23) When you watch people get Ph.Ds, and think "Oh god, they're all -children-."
(I am fortunate. When my metabolism slowed down at 36, I went from weighing 150 lbs to 175 lbs. I've stayed within 10 lbs of that weight since. My hair is light enough that the gray doesn't show. I don't have any major lines on my face...and I can easily pass for someone almost 15 years younger than I am...up until I 'know something' that I shouldn't.)
Okay, honesty time. I am only 25, but sadly, I have most of these problems. My hair is receding...
DJ-Bogie |
24 I hate that the Classic Oldies station that I listen to is now playing 80's crap music. That junk can't be old enough to qualify as Classic, dagnabit!
25 My baby daughter is older than most of the hotties on TV and in movies, and that's just wrong! If I stare at a hot bod in a bikini at the beach, now I'm a creepy old guy! Ugh!
@ Ironicdisaster: I was a lot older than you are now on the day you were born so you don't get much sympathy from here. In fact my daughter is a bit older than you.
StarMartyr365 |
A man is not old until regrets take the place of dreams.
- John Barrymore
I'm approaching my 4th decade of life and I feel like I've got another 2 decades before the chassis starts to creak and groan. I had a full physical a few years ago (minus the dip test) and the doctor said I was in perfect health. I almost asked him to check again! I haven't exactly been living clean. My 20's were a booze-soaked, psychedelic blur or swirl of moving colors and sound!
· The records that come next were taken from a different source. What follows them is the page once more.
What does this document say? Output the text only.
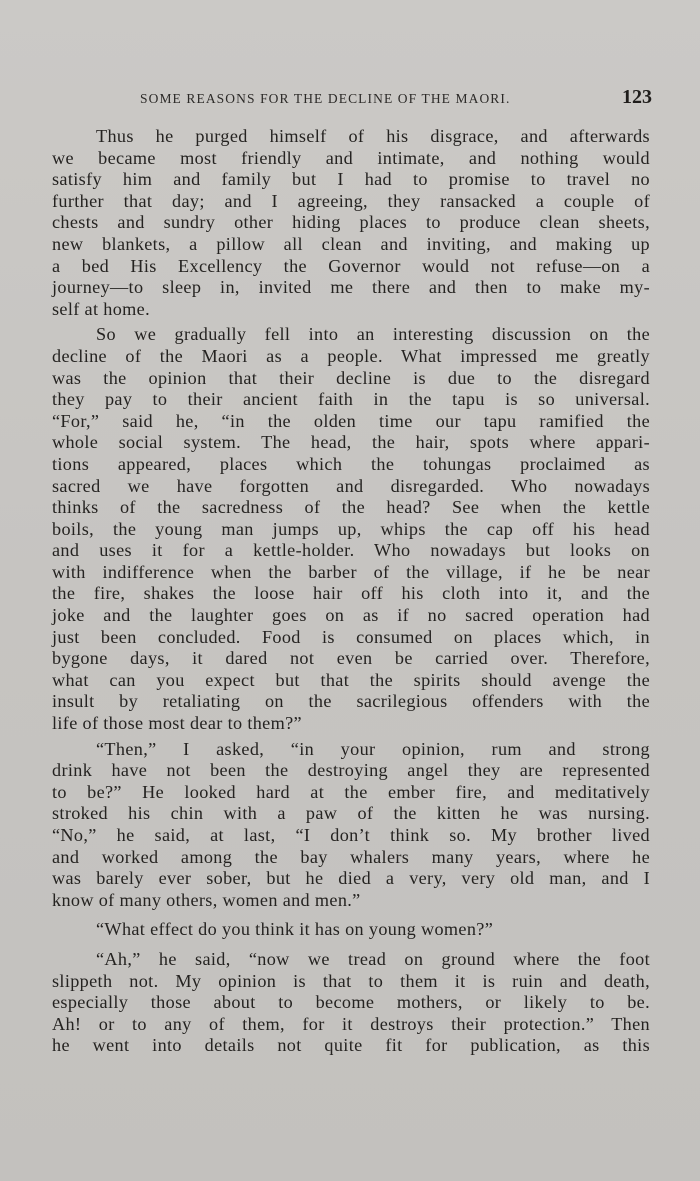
SOME REASONS FOR THE DECLINE OF THE MAORI.	123
Thus he purged himself of his disgrace, and afterwards
we became most friendly and intimate, and nothing would
satisfy him and family but I had to promise to travel no
further that day; and I agreeing, they ransacked a couple of
chests and sundry other hiding places to produce clean sheets,
new blankets, a pillow all clean and inviting, and making up
a bed His Excellency the Governor would not refuse—on a
journey—to sleep in, invited me there and then to make my-
self at home.
So we gradually fell into an interesting discussion on the
decline of the Maori as a people. What impressed me greatly
was the opinion that their decline is due to the disregard
they pay to their ancient faith in the tapu is so universal.
“For,” said he, “in the olden time our tapu ramified the
whole social system. The head, the hair, spots where appari-
tions appeared, places which the tohungas proclaimed as
sacred we have forgotten and disregarded. Who nowadays
thinks of the sacredness of the head? See when the kettle
boils, the young man jumps up, whips the cap off his head
and uses it for a kettle-holder. Who nowadays but looks on
with indifference when the barber of the village, if he be near
the fire, shakes the loose hair off his cloth into it, and the
joke and the laughter goes on as if no sacred operation had
just been concluded. Food is consumed on places which, in
bygone days, it dared not even be carried over. Therefore,
what can you expect but that the spirits should avenge the
insult by retaliating on the sacrilegious offenders with the
life of those most dear to them?”
“Then,” I asked, “in your opinion, rum and strong
drink have not been the destroying angel they are represented
to be?” He looked hard at the ember fire, and meditatively
stroked his chin with a paw of the kitten he was nursing.
“No,” he said, at last, “I don’t think so. My brother lived
and worked among the bay whalers many years, where he
was barely ever sober, but he died a very, very old man, and I
know of many others, women and men.”
“What effect do you think it has on young women?”
“Ah,” he said, “now we tread on ground where the foot
slippeth not. My opinion is that to them it is ruin and death,
especially those about to become mothers, or likely to be.
Ah! or to any of them, for it destroys their protection.” Then
he went into details not quite fit for publication, as this
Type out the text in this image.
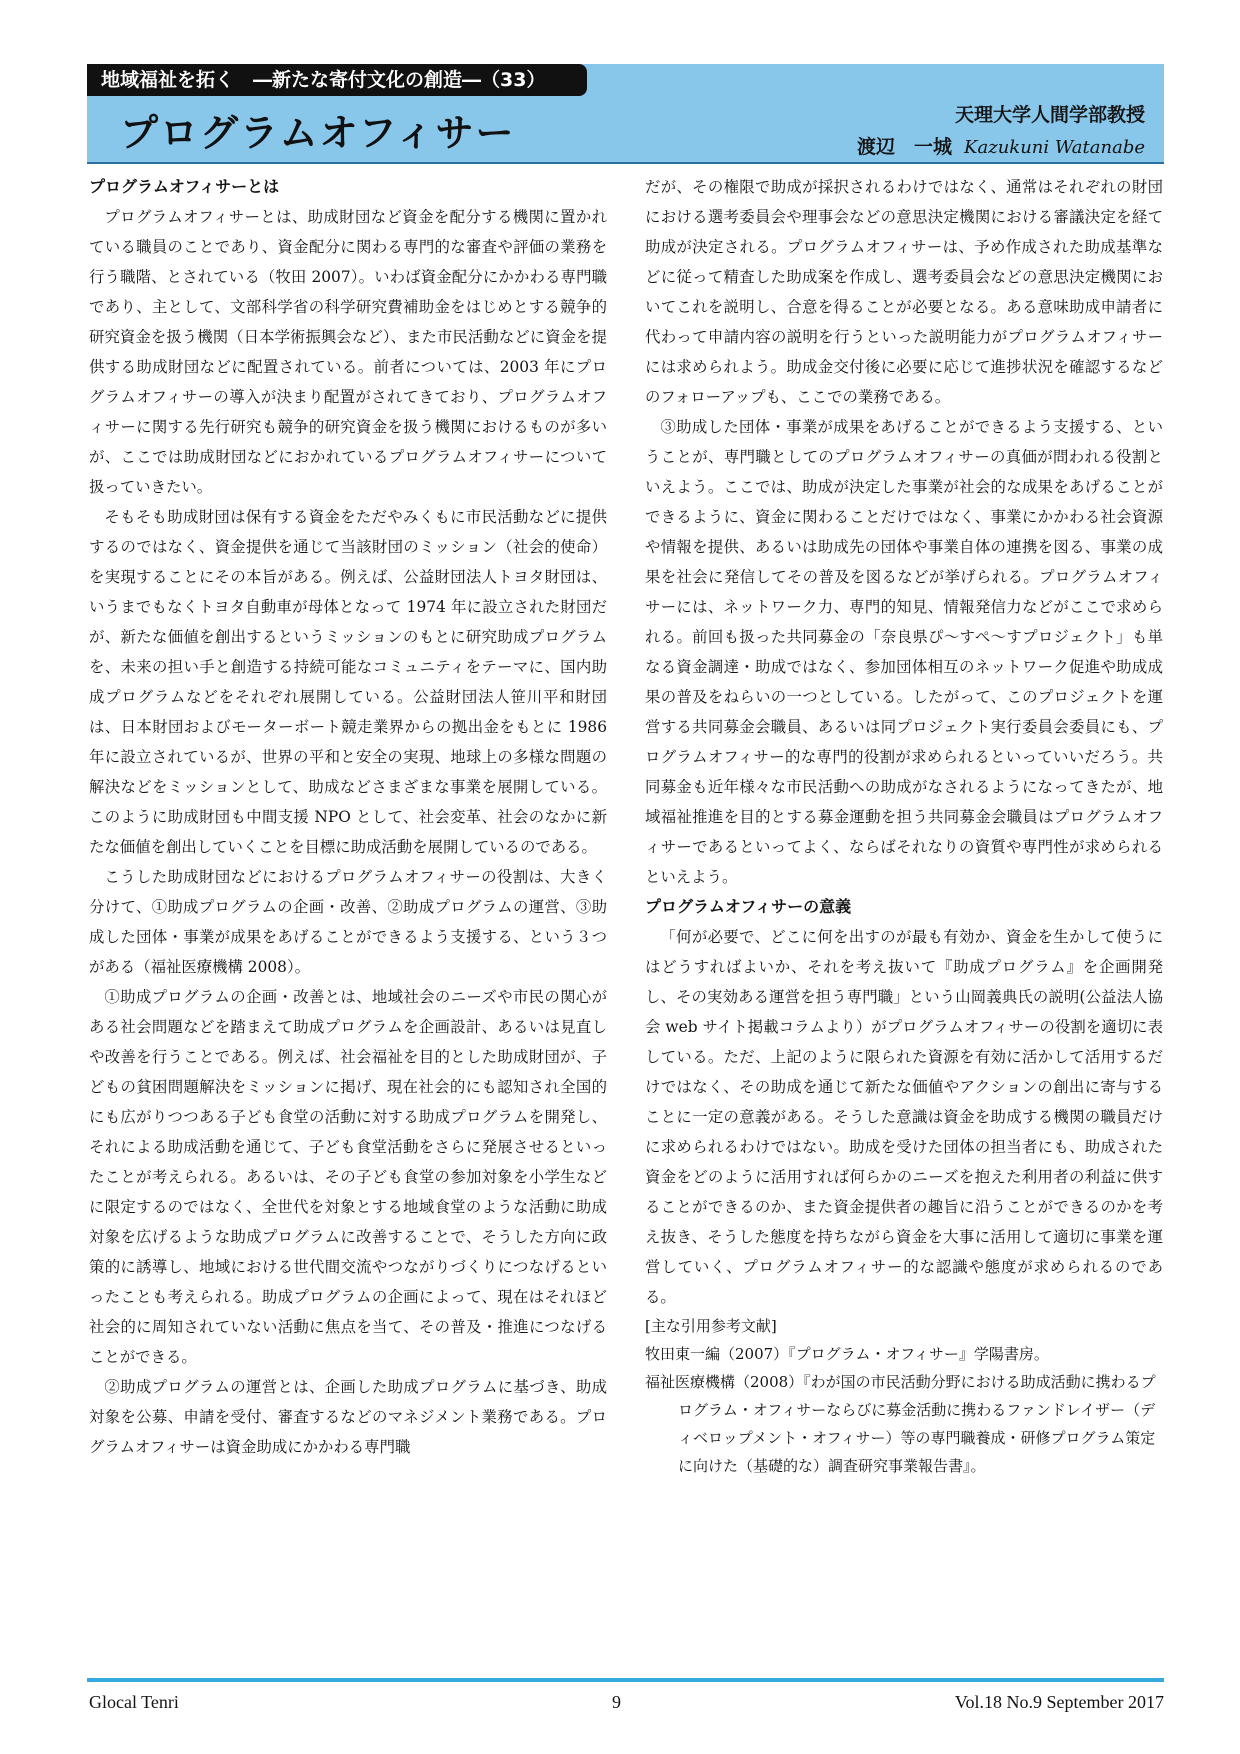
地域福祉を拓く　―新たな寄付文化の創造―（33）
プログラムオフィサー	天理大学人間学部教授
渡辺　一城 Kazukuni Watanabe
プログラムオフィサーとは

プログラムオフィサーとは、助成財団など資金を配分する機関に置かれている職員のことであり、資金配分に関わる専門的な審査や評価の業務を行う職階、とされている（牧田 2007）。いわば資金配分にかかわる専門職であり、主として、文部科学省の科学研究費補助金をはじめとする競争的研究資金を扱う機関（日本学術振興会など）、また市民活動などに資金を提供する助成財団などに配置されている。前者については、2003 年にプログラムオフィサーの導入が決まり配置がされてきており、プログラムオフィサーに関する先行研究も競争的研究資金を扱う機関におけるものが多いが、ここでは助成財団などにおかれているプログラムオフィサーについて扱っていきたい。

そもそも助成財団は保有する資金をただやみくもに市民活動などに提供するのではなく、資金提供を通じて当該財団のミッション（社会的使命）を実現することにその本旨がある。例えば、公益財団法人トヨタ財団は、いうまでもなくトヨタ自動車が母体となって 1974 年に設立された財団だが、新たな価値を創出するというミッションのもとに研究助成プログラムを、未来の担い手と創造する持続可能なコミュニティをテーマに、国内助成プログラムなどをそれぞれ展開している。公益財団法人笹川平和財団は、日本財団およびモーターボート競走業界からの拠出金をもとに 1986 年に設立されているが、世界の平和と安全の実現、地球上の多様な問題の解決などをミッションとして、助成などさまざまな事業を展開している。このように助成財団も中間支援 NPO として、社会変革、社会のなかに新たな価値を創出していくことを目標に助成活動を展開しているのである。

こうした助成財団などにおけるプログラムオフィサーの役割は、大きく分けて、①助成プログラムの企画・改善、②助成プログラムの運営、③助成した団体・事業が成果をあげることができるよう支援する、という３つがある（福祉医療機構 2008）。

①助成プログラムの企画・改善とは、地域社会のニーズや市民の関心がある社会問題などを踏まえて助成プログラムを企画設計、あるいは見直しや改善を行うことである。例えば、社会福祉を目的とした助成財団が、子どもの貧困問題解決をミッションに掲げ、現在社会的にも認知され全国的にも広がりつつある子ども食堂の活動に対する助成プログラムを開発し、それによる助成活動を通じて、子ども食堂活動をさらに発展させるといったことが考えられる。あるいは、その子ども食堂の参加対象を小学生などに限定するのではなく、全世代を対象とする地域食堂のような活動に助成対象を広げるような助成プログラムに改善することで、そうした方向に政策的に誘導し、地域における世代間交流やつながりづくりにつなげるといったことも考えられる。助成プログラムの企画によって、現在はそれほど社会的に周知されていない活動に焦点を当て、その普及・推進につなげることができる。

②助成プログラムの運営とは、企画した助成プログラムに基づき、助成対象を公募、申請を受付、審査するなどのマネジメント業務である。プログラムオフィサーは資金助成にかかわる専門職

だが、その権限で助成が採択されるわけではなく、通常はそれぞれの財団における選考委員会や理事会などの意思決定機関における審議決定を経て助成が決定される。プログラムオフィサーは、予め作成された助成基準などに従って精査した助成案を作成し、選考委員会などの意思決定機関においてこれを説明し、合意を得ることが必要となる。ある意味助成申請者に代わって申請内容の説明を行うといった説明能力がプログラムオフィサーには求められよう。助成金交付後に必要に応じて進捗状況を確認するなどのフォローアップも、ここでの業務である。

③助成した団体・事業が成果をあげることができるよう支援する、ということが、専門職としてのプログラムオフィサーの真価が問われる役割といえよう。ここでは、助成が決定した事業が社会的な成果をあげることができるように、資金に関わることだけではなく、事業にかかわる社会資源や情報を提供、あるいは助成先の団体や事業自体の連携を図る、事業の成果を社会に発信してその普及を図るなどが挙げられる。プログラムオフィサーには、ネットワーク力、専門的知見、情報発信力などがここで求められる。前回も扱った共同募金の「奈良県ぴ～すぺ～すプロジェクト」も単なる資金調達・助成ではなく、参加団体相互のネットワーク促進や助成成果の普及をねらいの一つとしている。したがって、このプロジェクトを運営する共同募金会職員、あるいは同プロジェクト実行委員会委員にも、プログラムオフィサー的な専門的役割が求められるといっていいだろう。共同募金も近年様々な市民活動への助成がなされるようになってきたが、地域福祉推進を目的とする募金運動を担う共同募金会職員はプログラムオフィサーであるといってよく、ならばそれなりの資質や専門性が求められるといえよう。

プログラムオフィサーの意義

「何が必要で、どこに何を出すのが最も有効か、資金を生かして使うにはどうすればよいか、それを考え抜いて『助成プログラム』を企画開発し、その実効ある運営を担う専門職」という山岡義典氏の説明(公益法人協会 web サイト掲載コラムより）がプログラムオフィサーの役割を適切に表している。ただ、上記のように限られた資源を有効に活かして活用するだけではなく、その助成を通じて新たな価値やアクションの創出に寄与することに一定の意義がある。そうした意識は資金を助成する機関の職員だけに求められるわけではない。助成を受けた団体の担当者にも、助成された資金をどのように活用すれば何らかのニーズを抱えた利用者の利益に供することができるのか、また資金提供者の趣旨に沿うことができるのかを考え抜き、そうした態度を持ちながら資金を大事に活用して適切に事業を運営していく、プログラムオフィサー的な認識や態度が求められるのである。

[主な引用参考文献]

牧田東一編（2007）『プログラム・オフィサー』学陽書房。

福祉医療機構（2008）『わが国の市民活動分野における助成活動に携わるプログラム・オフィサーならびに募金活動に携わるファンドレイザー（ディベロップメント・オフィサー）等の専門職養成・研修プログラム策定に向けた（基礎的な）調査研究事業報告書』。

Glocal Tenri	9	Vol.18 No.9 September 2017
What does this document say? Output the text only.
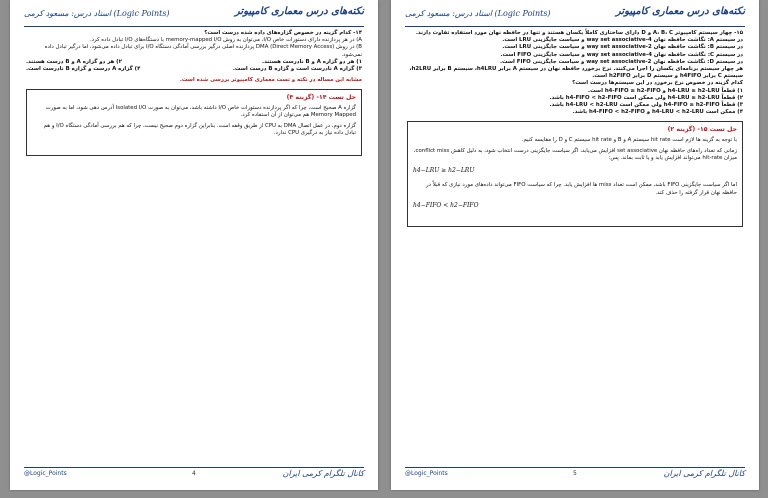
استاد درس: مسعود کرمی (Logic Points)	نکته‌های درس معماری کامپیوتر
۱۴- کدام گزینه در خصوص گزاره‌های داده شده درست است؟
A) در هر پردازنده دارای دستورات خاص I/O، می‌توان به روش memory-mapped I/O با دستگاه‌های I/O تبادل داده کرد.
B) در روش DMA (Direct Memory Access) پردازنده اصلی درگیر بررسی آمادگی دستگاه I/O برای تبادل داده می‌شود، اما درگیر تبادل داده نمی‌شود.
۱) هر دو گزاره A و B نادرست هستند.
۲) هر دو گزاره A و B درست هستند.
۳) گزاره A نادرست است و گزاره B درست است.
۴) گزاره A درست و گزاره B نادرست است.
مشابه این مساله در نکته و تست معماری کامپیوتر بررسی شده است.
حل تست ۱۴- (گزینه ۴)

گزاره A صحیح است، چرا که اگر پردازنده دستورات خاص I/O داشته باشد، می‌توان به صورت Isolated I/O آدرس دهی شود، اما به صورت Memory Mapped هم می‌توان از آن استفاده کرد.

گزاره دوم، در عمل اتصال DMA به CPU از طریق وقفه است. بنابراین گزاره دوم صحیح نیست، چرا که هم بررسی آمادگی دستگاه I/O و هم تبادل داده نیاز به درگیری CPU ندارد.

@Logic_Points	4	کانال تلگرام کرمی ایران
استاد درس: مسعود کرمی (Logic Points)	نکته‌های درس معماری کامپیوتر
۱۵- چهار سیستم کامپیوتر A، B، C و D دارای ساختاری کاملاً یکسان هستند و تنها در حافظه نهان مورد استفاده تفاوت دارند.
در سیستم A: نگاشت حافظه نهان 4-way set associative و سیاست جایگزینی LRU است.
در سیستم B: نگاشت حافظه نهان 2-way set associative و سیاست جایگزینی LRU است.
در سیستم C: نگاشت حافظه نهان 4-way set associative و سیاست جایگزینی FIFO است.
در سیستم D: نگاشت حافظه نهان 2-way set associative و سیاست جایگزینی FIFO است.
هر چهار سیستم برنامه‌ای یکسان را اجرا می‌کنند. نرخ برخورد حافظه نهان در سیستم A برابر h4LRU، سیستم B برابر h2LRU، سیستم C برابر h4FIFO و سیستم D برابر h2FIFO است.
کدام گزینه در خصوص نرخ برخورد در این سیستم‌ها درست است؟
۱) قطعاً h4-LRU ≥ h2-LRU و h4-FIFO ≥ h2-FIFO است.
۲) قطعاً h4-LRU ≥ h2-LRU ولی ممکن است h4-FIFO < h2-FIFO باشد.
۳) قطعاً h4-FIFO ≥ h2-FIFO ولی ممکن است h4-LRU < h2-LRU باشد.
۴) ممکن است h4-LRU < h2-LRU و h4-FIFO < h2-FIFO باشد.
حل تست ۱۵- (گزینه ۲)

با توجه به گزینه ها لازم است hit rate سیستم A و B و hit rate سیستم C و D را مقایسه کنیم.

زمانی که تعداد راه‌های حافظه نهان set associative افزایش می‌یابد، اگر سیاست جایگزینی درست انتخاب شود، به دلیل کاهش conflict miss، میزان hit-rate می‌تواند افزایش یابد و یا ثابت بماند. پس:

h4−LRU ≥ h2−LRU

اما اگر سیاست جایگزینی FIFO باشد، ممکن است تعداد miss ها افزایش یابد. چرا که سیاست FIFO می‌تواند داده‌های مورد نیازی که قبلاً در حافظه نهان قرار گرفته را حذف کند.

h4−FIFO < h2−FIFO
@Logic_Points	5	کانال تلگرام کرمی ایران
I look 10 years younger than I am and I feel blessed for it. I've started taking better care of myself by doing yoga and eating higher quality food. However, I plan on being late to my own funeral and I'm gonna reek of cheap women and expensive booze.
SM
KaeYoss |
I just realised. I could legally date someone half my age. In a couple of years, I could do it in a lot more countries than I could now. And only a few years after that, I could do it in almost every countries.
26 You go to the doctors and some child makes tsk tsk noises and then tells you what you have to do...worse yet you find yourself promising to faithfully carry out her instructions.
When I was a child adults controlled my destiny. Now that I am getting older children control my destiny.
Wait till your children put you in an old people's home.